2. Return text content, not raw JSON

Tools return content via { content: [{ type: 'text', text: '...' }] }. The agent reads this text. If you return raw JSON, the agent has to parse it. If you return a one-paragraph summary plus the JSON, it can both read the summary fast and parse the detail if needed:

return {
  content: [
    { type: 'text', text: `Product ${product.sku}: ${product.name} — ${product.stock} in stock, last updated ${product.updatedAt}` },
    { type: 'text', text: JSON.stringify(product, null, 2) },
  ],
};

This is the single biggest tool-quality win I’ve measured. The first text block is a token-cheap summary; the second is the raw data the agent can fall back on.
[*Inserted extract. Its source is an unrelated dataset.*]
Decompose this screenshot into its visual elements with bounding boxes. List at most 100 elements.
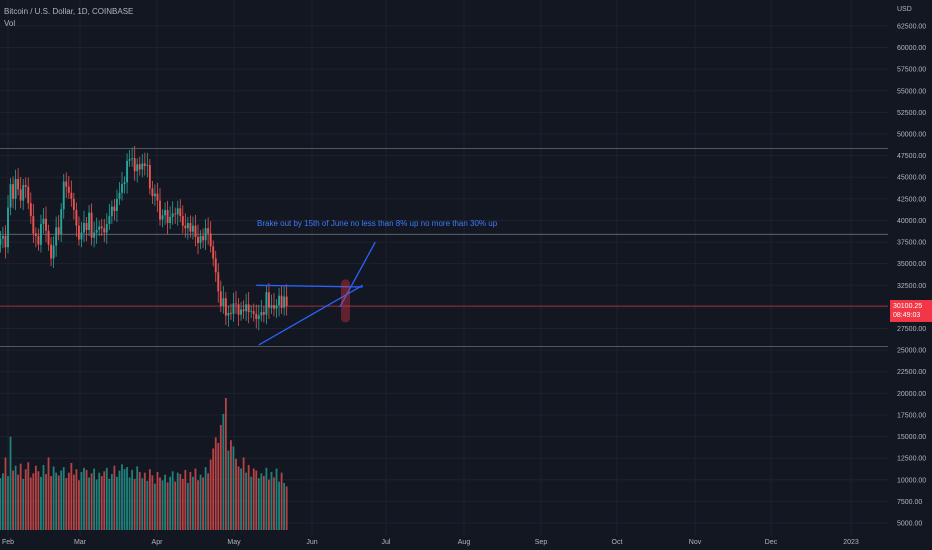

When standalone, when embedded

Standalone (Rorsa Tools shape)Embedded (Heartbeat PIM shape)
Distributionnpm / Claude Code pluginNone — internal to the host backend
DataPublic / no secretsPrivate — your business data
Tool designGeneric, reusableTied to your domain model
Transportstdio + optional HTTPstdio only
AuthSometimes a tokenProcess boundary IS the auth
Cost to shipVersioned package + docsJust another module in your backend

If you’re building agentic features for your own product, embed. If you’re shipping tools that other teams should use, standalone.